Previous works (Pacemaker) partitions is sub-cluster based, forcing the
erasure coded stripes to be resided in sub-clusters with homogeneous failure
rates. To reduce the failure rate in such setting, Tiger proposes eclectic
stripe, which resides in possibly diverse failure rate stripes to avoid the
placement constraints. This approach shows improved storage savings, peak I/O
during transition in the evaluation.
Main Contributions
- Eclectic stripe
- The logical stripes are placed across disks with dynamic AFRs.
- In conventional (no disk adaptive) settings, Eclectic stripes
follows the default, that’s encoding across different disks models.
- The redundancy scheme is dynamically chosen based on the actual disk AFR
for every logical stripes.
- This approach improves the risk diversity. (How’s the distribution
of actual stripe redundancy scheme?)
- A new approximate MTTDL calculation to simplify the originial expensive
MTTDL calculation with 2-4x speed up and preserving accuracy over 95%
- The main idea is to reduce the computation complexity
- Original MTTDL calculation requires solving a system of
equations with diverse disk AFR rates, thus not directly
applicable to eclectic stripes
- Computation cost is very high (several seconds for a single
set of redundancy schemes)
- The new MTTDL calculation utilizes Poission-binomial
distribution for the approximation
- The formula eliminates the AFR! (didn’t really understand
the theory yet)
- computation time reduces to milliseconds
- Eclectic volumes
- Multiple logical eclectic stripes may resides in the same physical
disk, increasing the diversity
Details
- Problem
- Pacemaker’s design requires the disks with very closed ages (or, the
Rgroups) to be erasure-coded. This increases the risk of such system
undergoes unanticipated homogeneous failures. There is no diversity in
stripe placement.
- Placemaker’s design requires the sub-clusters (or Rgroups) with
sufficiently large sizes, like thousands of disks.
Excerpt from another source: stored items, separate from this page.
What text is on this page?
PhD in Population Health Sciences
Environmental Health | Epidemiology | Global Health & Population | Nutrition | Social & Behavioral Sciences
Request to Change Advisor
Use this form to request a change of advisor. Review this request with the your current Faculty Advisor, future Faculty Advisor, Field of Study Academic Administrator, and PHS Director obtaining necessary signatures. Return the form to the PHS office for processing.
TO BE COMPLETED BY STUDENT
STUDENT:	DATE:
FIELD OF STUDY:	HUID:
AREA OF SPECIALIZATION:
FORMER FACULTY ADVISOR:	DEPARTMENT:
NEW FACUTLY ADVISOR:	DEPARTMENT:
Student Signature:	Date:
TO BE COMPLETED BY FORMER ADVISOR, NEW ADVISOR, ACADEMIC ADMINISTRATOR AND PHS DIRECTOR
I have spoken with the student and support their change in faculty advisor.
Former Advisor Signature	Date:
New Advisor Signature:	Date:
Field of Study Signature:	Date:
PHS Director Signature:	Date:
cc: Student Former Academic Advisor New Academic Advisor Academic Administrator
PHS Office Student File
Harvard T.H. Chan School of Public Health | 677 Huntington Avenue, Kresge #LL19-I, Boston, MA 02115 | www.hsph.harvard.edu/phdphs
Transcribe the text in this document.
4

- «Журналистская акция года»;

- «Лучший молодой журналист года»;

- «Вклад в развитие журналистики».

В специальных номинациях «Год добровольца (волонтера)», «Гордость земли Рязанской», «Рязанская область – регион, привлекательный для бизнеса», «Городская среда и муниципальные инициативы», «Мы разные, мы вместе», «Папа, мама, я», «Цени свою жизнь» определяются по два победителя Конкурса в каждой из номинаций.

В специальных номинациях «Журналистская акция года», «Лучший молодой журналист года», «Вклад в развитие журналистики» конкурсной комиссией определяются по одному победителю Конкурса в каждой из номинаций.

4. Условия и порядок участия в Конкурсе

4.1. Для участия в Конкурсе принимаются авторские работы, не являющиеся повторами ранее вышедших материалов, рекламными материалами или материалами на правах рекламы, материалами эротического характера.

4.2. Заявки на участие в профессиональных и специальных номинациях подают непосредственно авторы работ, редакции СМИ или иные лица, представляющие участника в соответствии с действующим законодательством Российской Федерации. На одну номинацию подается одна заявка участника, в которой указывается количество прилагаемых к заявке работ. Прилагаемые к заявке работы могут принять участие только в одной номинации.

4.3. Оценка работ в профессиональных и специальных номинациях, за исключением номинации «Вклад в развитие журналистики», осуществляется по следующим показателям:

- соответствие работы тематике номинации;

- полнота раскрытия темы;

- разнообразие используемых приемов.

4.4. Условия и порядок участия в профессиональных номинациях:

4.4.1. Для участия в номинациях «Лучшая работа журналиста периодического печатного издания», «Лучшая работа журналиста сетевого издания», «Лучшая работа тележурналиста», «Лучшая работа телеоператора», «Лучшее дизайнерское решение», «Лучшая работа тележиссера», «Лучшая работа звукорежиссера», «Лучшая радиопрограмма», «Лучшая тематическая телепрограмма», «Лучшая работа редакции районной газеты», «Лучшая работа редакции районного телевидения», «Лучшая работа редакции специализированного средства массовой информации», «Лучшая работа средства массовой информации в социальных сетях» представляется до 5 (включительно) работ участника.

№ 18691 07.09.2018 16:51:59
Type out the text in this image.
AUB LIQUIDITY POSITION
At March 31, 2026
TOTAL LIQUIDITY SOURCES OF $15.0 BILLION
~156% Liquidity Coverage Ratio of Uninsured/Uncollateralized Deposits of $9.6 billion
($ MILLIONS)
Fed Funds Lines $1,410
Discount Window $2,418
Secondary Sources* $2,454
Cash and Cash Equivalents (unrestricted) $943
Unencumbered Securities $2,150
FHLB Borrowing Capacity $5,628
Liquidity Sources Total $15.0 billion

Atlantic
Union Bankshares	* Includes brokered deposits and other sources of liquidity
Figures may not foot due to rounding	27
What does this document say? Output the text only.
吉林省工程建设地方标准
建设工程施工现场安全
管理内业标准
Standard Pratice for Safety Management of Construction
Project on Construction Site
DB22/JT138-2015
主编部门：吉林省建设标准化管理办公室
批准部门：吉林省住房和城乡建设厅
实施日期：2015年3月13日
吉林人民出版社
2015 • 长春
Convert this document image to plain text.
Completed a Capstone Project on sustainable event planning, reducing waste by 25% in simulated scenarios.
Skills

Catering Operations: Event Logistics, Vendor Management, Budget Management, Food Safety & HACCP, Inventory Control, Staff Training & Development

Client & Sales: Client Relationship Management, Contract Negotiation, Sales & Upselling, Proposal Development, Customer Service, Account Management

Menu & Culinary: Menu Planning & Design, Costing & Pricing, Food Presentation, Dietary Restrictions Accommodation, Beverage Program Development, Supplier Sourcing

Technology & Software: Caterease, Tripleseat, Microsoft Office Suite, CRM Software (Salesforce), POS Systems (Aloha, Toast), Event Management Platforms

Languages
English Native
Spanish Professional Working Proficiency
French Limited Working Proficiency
It’s not suitable for
common DC settings.
- Rgroups with very large sizes results in a large batch of
“step-deployed” disks to suffer from simultaneous AFR changes, thus the
system need to handle the burst I/O of redundancy transition.
Strength
- Experiments shows
- The placement diversity is significantly improved from Pacemaker (core
of the design purpose)
- How to measure? Viable disk candidates to erasure coding schemes
- The risk diversity is significantly improved from PaceMaker with the
same traces in Pacemaker (Google and Blackblaze).
- How to measure? Risk-diversity (0-1): The percentage of disks that’s
applicable to a specified erasure coding scheme.
Weakness
- What’s the performance impact of metadata overhead with Eclectic stripe for
large clusters? Although with the eclectic volume desing, this paper still
follows the centralized approach for the controller, now all logical stripes
contains various AFRs, I wonder what’s the overhead the metadata management.